You want the least-squares solution of $$ \left[\begin{array}{rrr}1 & 0 & 2 \\ 0 & 1 & 3 \\ -1 & 1 & 1 \\ 0 & -1 & -3 \end{array}\right]x =\left[\begin{array}{r}1 \\ 0 \\ 0 \\ 1\end{array}\right] $$ What this means is that you want to minimize the distance between the two sides. Let $c_{1}$, $c_{2}$, $c_{3}$ denote the column vectors of the coefficient matrix. The following is orthogonal to $c_1$: $$ c_{2}' = c_{2}-\frac{(c_2,c_1)}{(c_1,c_1)}c_1=c_2+\frac{1}{2}c_1 =\left[\begin{array}{c} 1/2 \\ 1 \\ 1/2 \\ -1 \end{array}\right] $$ And the following is orthogonal to $c_1$, $c_2$: $$ c_{3}'=c_3-\frac{(c_3,c_1)}{(c_1,c_1)}c_1 -\frac{(c_3,c_2')}{(c_2',c_2')}(c_1+\frac{1}{2}c_2) \\ = c_{3}-\frac{1}{2}c_1-\frac{15/2}{5/2}(c_2+\frac{1}{2}c_1) \\\ = c_{3}-2c_1 -3c_2 = \left[\begin{array}{c} 0\\0\\0\\0\end{array}\right]. $$ Now we know that $x_1=-2, x_2=-3, c_3=1$ is in the null space of the original problem, which makes the least squares solution non-unique. So we'll choose a particular least squares solution to minimize $x_1^{2}+x_2^{2}+x_3^{2}$. In other words, there are two minimization problems required to solve this problem.

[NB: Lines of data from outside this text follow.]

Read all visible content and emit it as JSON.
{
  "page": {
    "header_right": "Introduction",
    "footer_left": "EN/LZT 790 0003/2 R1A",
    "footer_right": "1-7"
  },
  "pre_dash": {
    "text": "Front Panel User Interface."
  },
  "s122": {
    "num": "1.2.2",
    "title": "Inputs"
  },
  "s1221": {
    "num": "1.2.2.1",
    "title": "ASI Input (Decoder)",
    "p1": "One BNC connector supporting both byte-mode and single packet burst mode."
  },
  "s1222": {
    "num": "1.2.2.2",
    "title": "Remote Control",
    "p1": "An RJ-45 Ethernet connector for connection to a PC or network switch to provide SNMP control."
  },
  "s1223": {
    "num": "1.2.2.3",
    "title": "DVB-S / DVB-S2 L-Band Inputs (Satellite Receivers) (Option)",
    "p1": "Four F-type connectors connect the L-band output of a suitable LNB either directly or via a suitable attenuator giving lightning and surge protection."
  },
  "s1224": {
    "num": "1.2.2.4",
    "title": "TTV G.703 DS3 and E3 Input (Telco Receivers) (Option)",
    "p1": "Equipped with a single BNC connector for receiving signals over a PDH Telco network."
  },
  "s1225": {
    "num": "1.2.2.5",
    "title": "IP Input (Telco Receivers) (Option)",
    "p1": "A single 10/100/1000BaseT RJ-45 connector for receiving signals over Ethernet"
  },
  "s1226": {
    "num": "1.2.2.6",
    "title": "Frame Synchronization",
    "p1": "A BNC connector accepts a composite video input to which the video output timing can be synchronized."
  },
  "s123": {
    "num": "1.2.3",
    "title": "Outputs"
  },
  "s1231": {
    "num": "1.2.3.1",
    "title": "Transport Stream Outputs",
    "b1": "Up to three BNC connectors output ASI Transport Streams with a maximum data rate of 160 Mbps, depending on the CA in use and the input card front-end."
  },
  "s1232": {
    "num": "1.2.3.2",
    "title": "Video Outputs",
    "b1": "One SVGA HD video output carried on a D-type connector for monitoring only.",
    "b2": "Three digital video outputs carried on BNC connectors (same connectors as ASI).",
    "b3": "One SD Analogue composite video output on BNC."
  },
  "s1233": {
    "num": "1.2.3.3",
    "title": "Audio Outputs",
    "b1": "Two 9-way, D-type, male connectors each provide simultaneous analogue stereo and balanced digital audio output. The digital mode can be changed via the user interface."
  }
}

Let $c_{4}$ denote the column vector on the right. A best solution $x$ is where $$ c_{4} - \frac{(c_4,c_1)}{(c_1,c_1)}c_1-\frac{(c_4,c_2')}{(c_2',c_2')}(c_2+\frac{1}{2}c_1) \\ = c_4 -\frac{1}{2}c_1-\frac{-1/2}{5/2}(c_2+\frac{1}{2}c_1) \\ = c_4 -\frac{2}{5}c_1+\frac{1}{5}c_2. $$ Therefore, a least squares solution is $$ x = \left[\begin{array}{c}2/5 \\ -1/5 \\ 0\end{array}\right] $$ But we may vary this over the null space of the matrix $$ x=\left[\begin{array}{c}2/5 \\ -1/5 \\ 0\end{array}\right] +\alpha\left[\begin{array}{c}2 \\ 3 \\ -1\end{array}\right] $$ The solution vector of smallest length is where $\alpha$ is chosen so that the above is orthogonal to the second vector on the right: $$ x=\left[\begin{array}{c}2/5 \\ -1/5 \\ 0\end{array}\right]-\frac{1/5}{14}\left[\begin{array}{c}2 \\ 3 \\ -1\end{array}\right] = \left[\begin{array}{r}13/35 \\ -17/70 \\1/70\end{array}\right] $$

In order to find the 'best' solution out of those possible, I believe people use the singular value decomposition of $A$. The coefficient matrix ($n\times m$) is broken down into rotation ($m\times m$), scaling ($n\times m$), and second rotation ($n\times n$) matrices. In particular,

$$ A = VLU^* $$

where $U$ and $V$ are orthogonal matrices and the diagonal of $L$ holds the singular values of $A$ (see link). Then the 'pseudoinverse' of $A$ is formed by the product $U \tilde L V^*$ where $\tilde L$ is an $m\times n$ matrix whose diagonal zeros match those of $L$ and whose nonzero diagonal entries are the inverses of those in $L$. Apply the pseudoinverse matrix to the image vector $[1 ~~ 0 ~~ 0 ~~ 1]^T$ to find the least squares solution (the vector whose image under $A$ is closest to the desired image vector in euclidean distance).